Mike Mulligan and His Steam Shovel
Written and Illustrated by Virginia Lee Burton
I have decided to write a few reviews of classic children’s books. I am doing this as I think that parents quite often neglect to buy really good books for their children to read. Quite often they just buy books that are trendy or are filled with the latest TV characters such as Bob The Builder or Hannah Montana and don’t think about whether these are good books for their children. Some parents think that it doesn’t matter what their children are reading as long as they are reading, while others just follow trends or their children’s wishes. A lot of parents don’t want to buy their children classic picture books because they are too old fashioned for modern children, while many department stores and book shops only have the latest books.
Mike Mulligan and His Steam Shovel is a delightful children’s picture book that was first published way back in 1939. The story is about Mike Mulligan who with his steam shovel Mary Anne has been successfully digging holes, including the ‘great canal’, for many years but has recently become considered redundant in the big cities due to the introduction of modern diesel and electric powered shovels. To solve this problem Mike takes Mary Anne to the little town of Popperville to dig the basement of their new town hall in a single day to prove that Mary Anne can do the work of 100 men. Mike and Mary Anne succeed against the odds but unfortunately have dug themselves into a hole… literally… and cannot get out, until a young boy suggests that Mary Anne could be used as the furnace of the new building.

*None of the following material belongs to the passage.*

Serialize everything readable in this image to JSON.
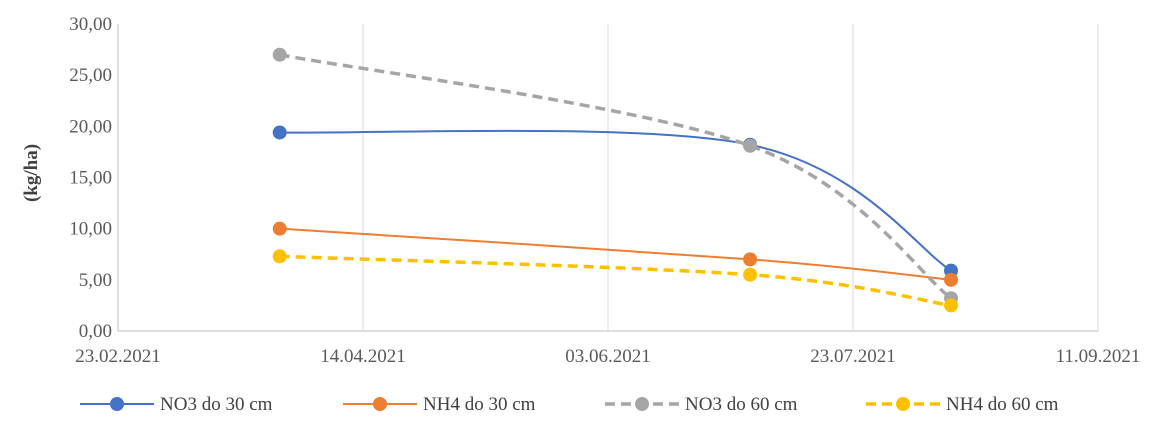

The book features excellent illustrations by Virginia Lee Burton that were rendered in crayon. Whilst kids today may think that the illustrations are a little old fashioned compared to those in more modern picture books, I have always been fascinated by them. The pictures also match the theme of the text which is saying that even though something is old, it doesn’t mean that it is no good, especially if it is well taken care of. Like one of Burton’s other books, The Little House, this nostalgic book seems to be lamenting progress and commenting on how progress can mean that things end up being replaced unnecessarily by newer, more modern machines, even if the older machines can still do their job perfectly well. (This can also be applied to people, where older people are made redundant and replaced by younger workers!)